RSS And Ajax – Is That What Web 2.0 Is?
When I wrote my post RSS: How to integrate feeds into your website with AJAX… I never imagined it would be as popular as it has been. People from all over the world have dropped in to either download the code or comment about it. It’s great to write something that people find interesting and feel that they can make use of as it makes you strive to keep on doing it.
When I check Google Analytics the post mentioned above is always the most popular link. It makes me wonder about the applications and situations that people have utilized its content for.
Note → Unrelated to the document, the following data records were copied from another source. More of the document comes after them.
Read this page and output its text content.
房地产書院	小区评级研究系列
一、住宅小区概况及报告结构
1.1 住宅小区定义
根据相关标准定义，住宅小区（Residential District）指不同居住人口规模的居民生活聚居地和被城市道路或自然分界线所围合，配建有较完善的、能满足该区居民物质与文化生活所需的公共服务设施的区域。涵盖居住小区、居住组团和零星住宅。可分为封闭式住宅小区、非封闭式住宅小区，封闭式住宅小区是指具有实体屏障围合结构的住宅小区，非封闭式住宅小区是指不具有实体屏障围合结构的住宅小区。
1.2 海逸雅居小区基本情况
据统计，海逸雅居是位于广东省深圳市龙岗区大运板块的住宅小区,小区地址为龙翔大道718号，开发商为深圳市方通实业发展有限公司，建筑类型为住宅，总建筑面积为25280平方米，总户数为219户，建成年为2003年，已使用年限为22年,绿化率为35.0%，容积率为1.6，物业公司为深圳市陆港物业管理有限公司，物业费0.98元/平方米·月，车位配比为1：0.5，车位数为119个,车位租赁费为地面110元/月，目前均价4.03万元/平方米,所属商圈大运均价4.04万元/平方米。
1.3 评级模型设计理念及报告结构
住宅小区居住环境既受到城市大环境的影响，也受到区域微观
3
Unfortunately the post is a consume, grab and run affair for most its readers.
This jump in, read, disect and apply mentality is a lot of what is driving the Web 2.0 movement. In knowing just how small this blog is and the amount of traffic my post has received – I can only assume that more professional sites are getting hammered for information about the two main Web 2.0 technologies. Namely RSS and AJAX.
RSS
RSS has been the cornerstone of bloggers traffic generation possibilites for years now and in nearly every popular website you will see reference to it on more than one occasion. The need to distribute content and market yourself all at the one time is key to RSS’s success.
AJAX
The savior of the webpage interface. The ability to update page content without refreshing the whole page and hence downloading less content and causing dramatically less flicker annoyance has cast AJAX to the front of the line when it comes to website/web application development. To say that your site doesn’t use AJAX is like saying there was no need to upgrade from Windows 3.11 for Workgroups.
These two technologies have really launched the term Web 2.0. They epitomise everything that it is. Developers rush to be the first out the door with another way to use the two – yet with no real need for the end application. A buzz is generated around the initial “Oh look what I can do!” and turns into “Hey – you should see what they can do”. This mentality creates the rolling stone movement and all other developers want to match or beat the coolness of the last “company’s” release.
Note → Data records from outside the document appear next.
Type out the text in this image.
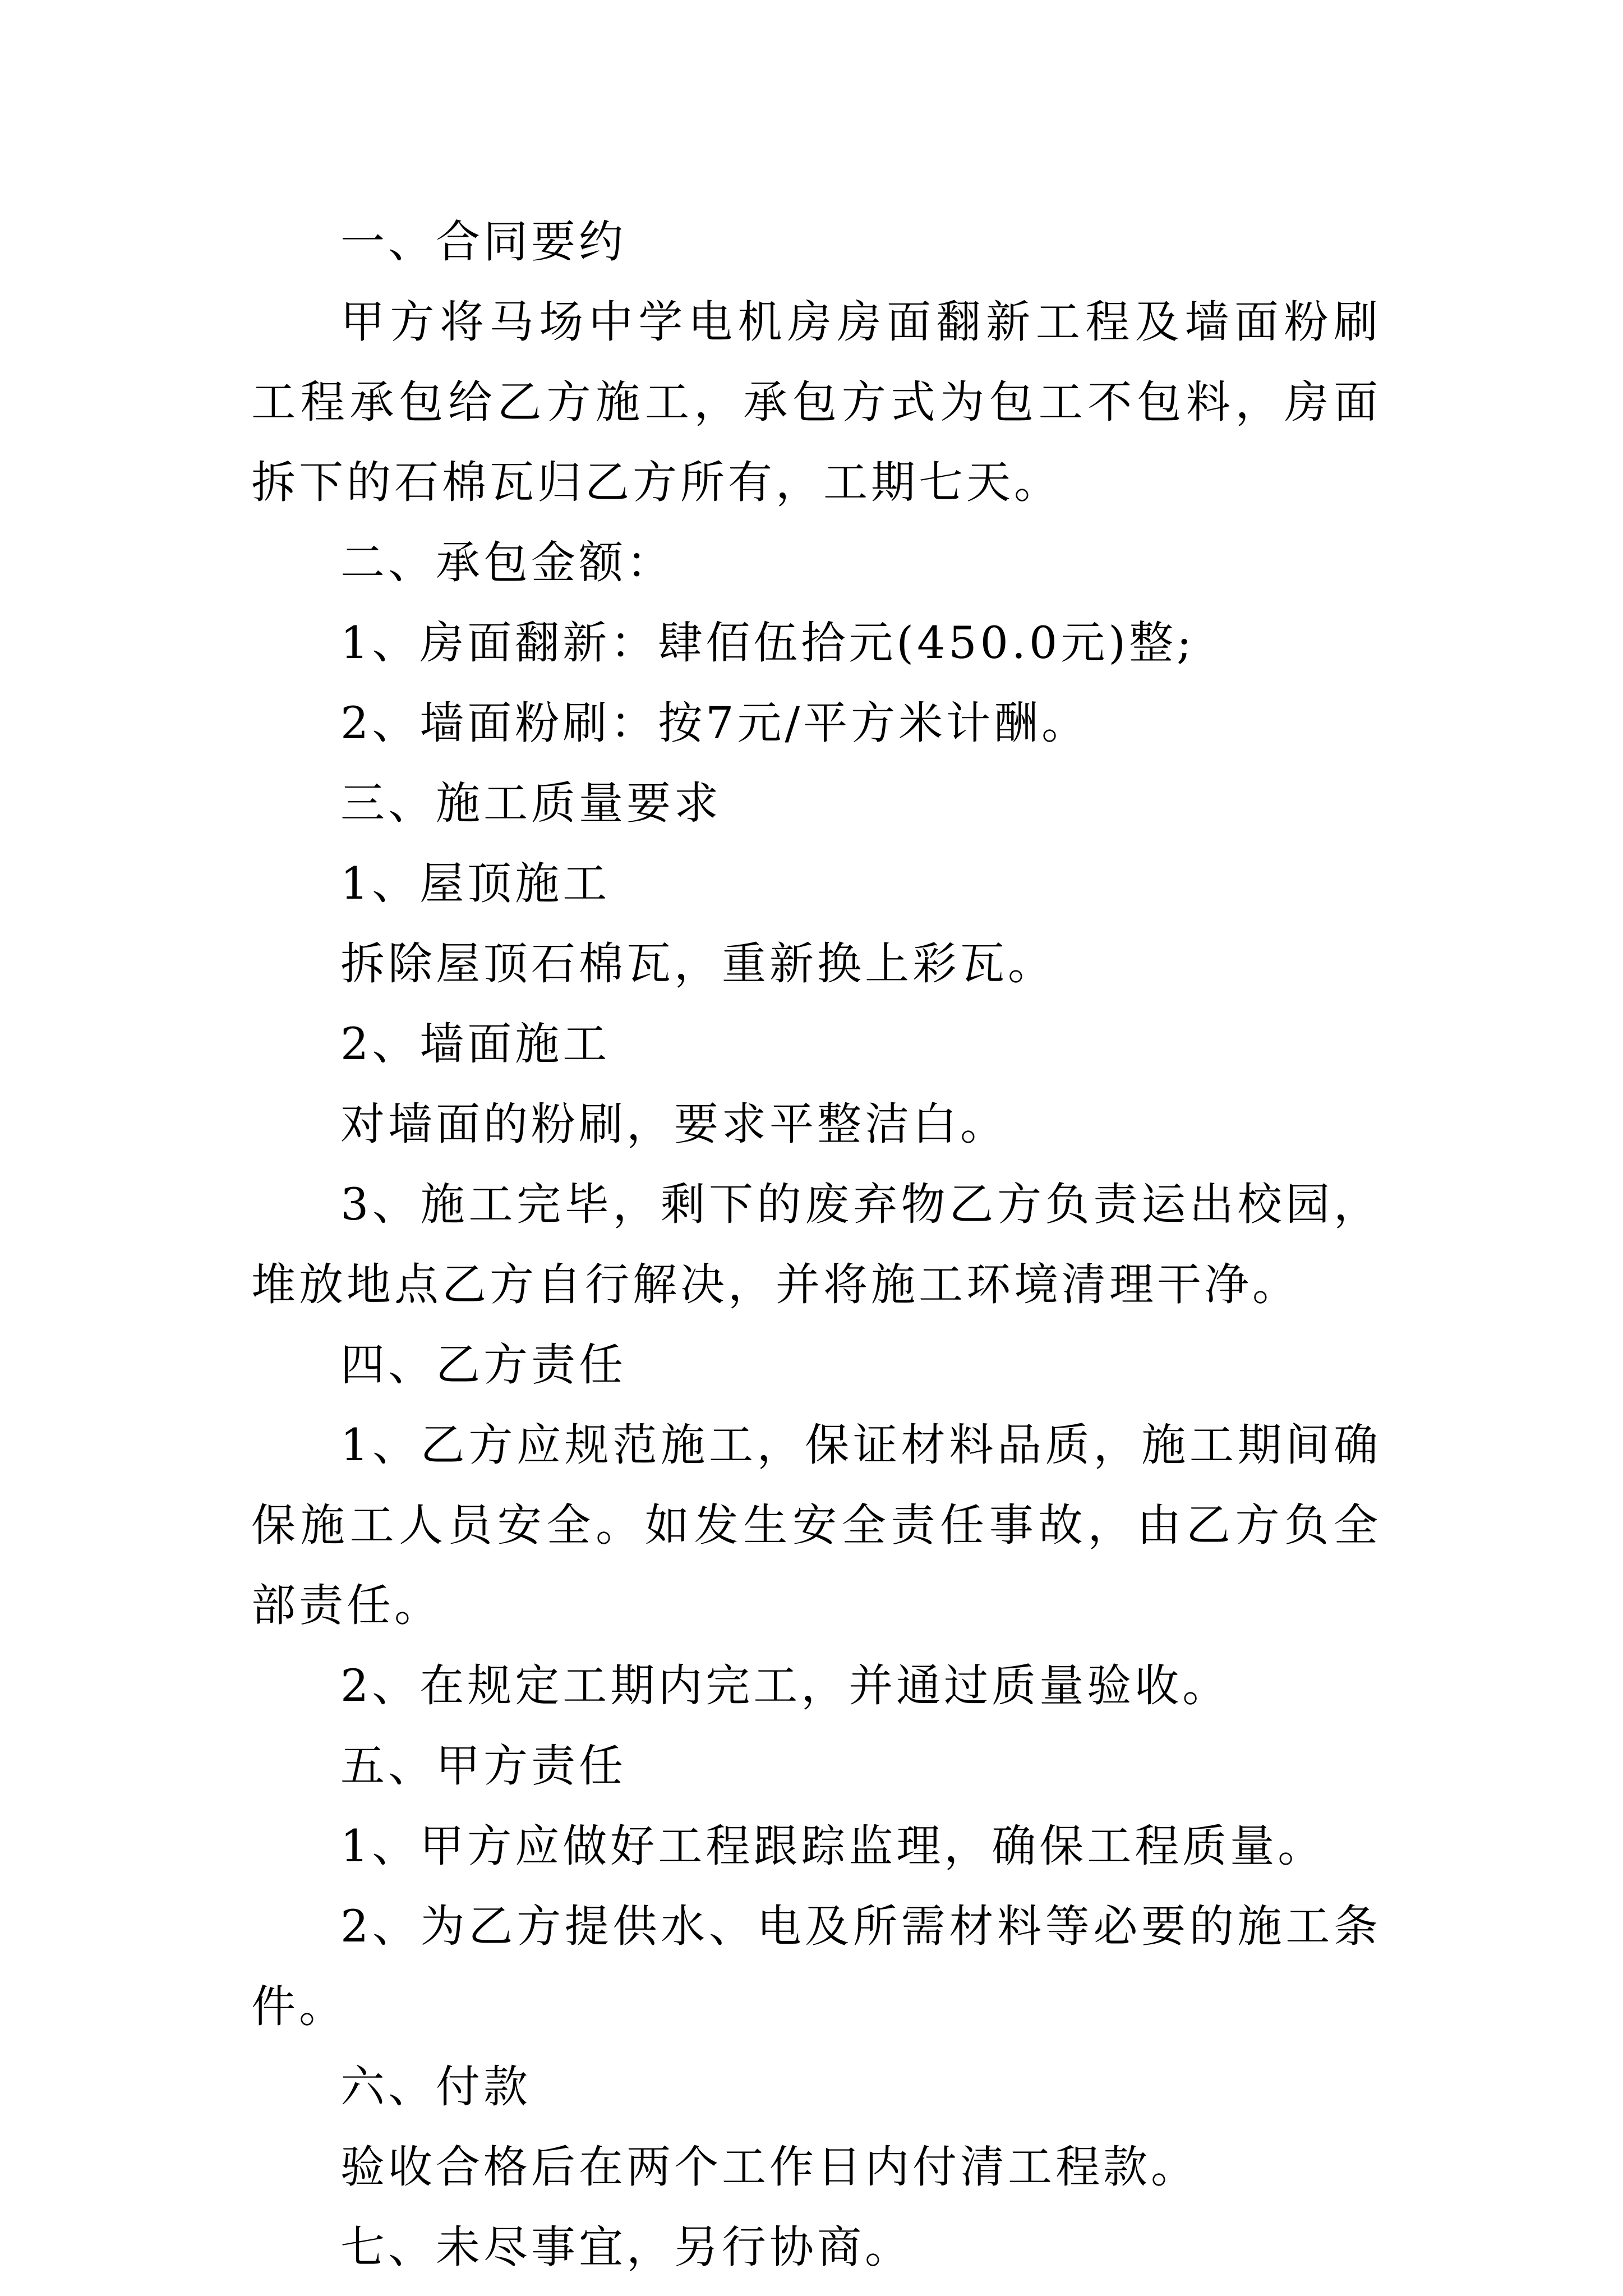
一、合同要约

甲方将马场中学电机房房面翻新工程及墙面粉刷工程承包给乙方施工，承包方式为包工不包料，房面拆下的石棉瓦归乙方所有，工期七天。

二、承包金额：

1、房面翻新：肆佰伍拾元(450.0元)整;

2、墙面粉刷：按7元/平方米计酬。

三、施工质量要求

1、屋顶施工

拆除屋顶石棉瓦，重新换上彩瓦。

2、墙面施工

对墙面的粉刷，要求平整洁白。

3、施工完毕，剩下的废弃物乙方负责运出校园，堆放地点乙方自行解决，并将施工环境清理干净。

四、乙方责任

1、乙方应规范施工，保证材料品质，施工期间确保施工人员安全。如发生安全责任事故，由乙方负全部责任。

2、在规定工期内完工，并通过质量验收。

五、甲方责任

1、甲方应做好工程跟踪监理，确保工程质量。

2、为乙方提供水、电及所需材料等必要的施工条件。

六、付款

验收合格后在两个工作日内付清工程款。

七、未尽事宜，另行协商。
In the end some big companies roll in and buy the main players and the smaller guys pull the shutters down. Then the large companies find they have applications that they dont really know what to do with.
RSS feeds have been pilfered beyond believe by Advert junkies. Simply taking the content from a feed and plugging it into their own sites with ads all around it. Creating enough of these types of sites, all linking together and you’ll end up having better pagerank that the site you stole the content from in the first place and as a result reduce the original authors income and killing their buzz into the bargain. Who wants to continue blogging when they don’t even get credit for their own work.
AJAX is a technology that puzzles me. I think that it has only been so widely accepted because there are no other proper alternatives. Its shocking that we are still programming webpages in HTML at this stage. Javascript is archaic as well. Where are the innovators when you need them? Who is saying “HTML is insufficient for anything dynamic and AJAX is just a service pack release for it”.
It is for these reasons that Web 2.0 is dying. Nothing tangible – just two technologies wrapped up in a little buzz.
I’d love to hear your thoughts on the matter…
Yeah – I find the financial market is also having a major impact on anything technological
Money is increasingly hard to come by now. Funding a new business is to work full time and do the business in the evening!!